DOGs are a key population when it comes to tackling the mystery of the co-evolution of galaxies and black holes. DOGs are very faint in visible light, because of the large quantity of obscuring dust, but are bright in the infrared. The brightest infrared DOGs in particular are expected to harbor the most actively growing black hole.
In addition, most DOGs are seen in the epoch when the star formation activity of galaxies has reached its peak, which means that DOGs and their black holes are rapidly growing at an early stage of their co-evolution.
In this latest study, the researchers selected DOGs from early data from the HSC Subaru Strategic Program (SSP). DOGs are thousand times bright in the infrared than the optical.
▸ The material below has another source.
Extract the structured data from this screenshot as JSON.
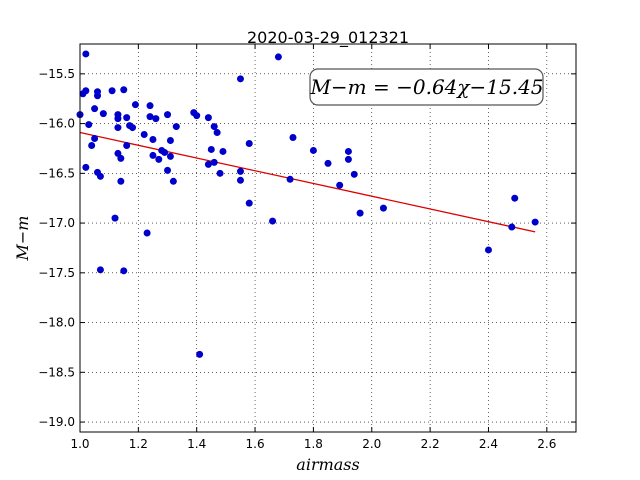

In the end, the scientists discovered 48 DOGs and revealed their statistical properties for the very first time.
"The Subaru Strategic Program with HSC has just begun," said Tohru Nagao, second author of the new study, in a news release. "In the near future, exciting results will be released not only from studies on galaxy evolution, but also from in fields such as solar systems, stars, nearby galaxies and cosmology."
The findings are published in the journal Publications of the Astronomical Society of Japan.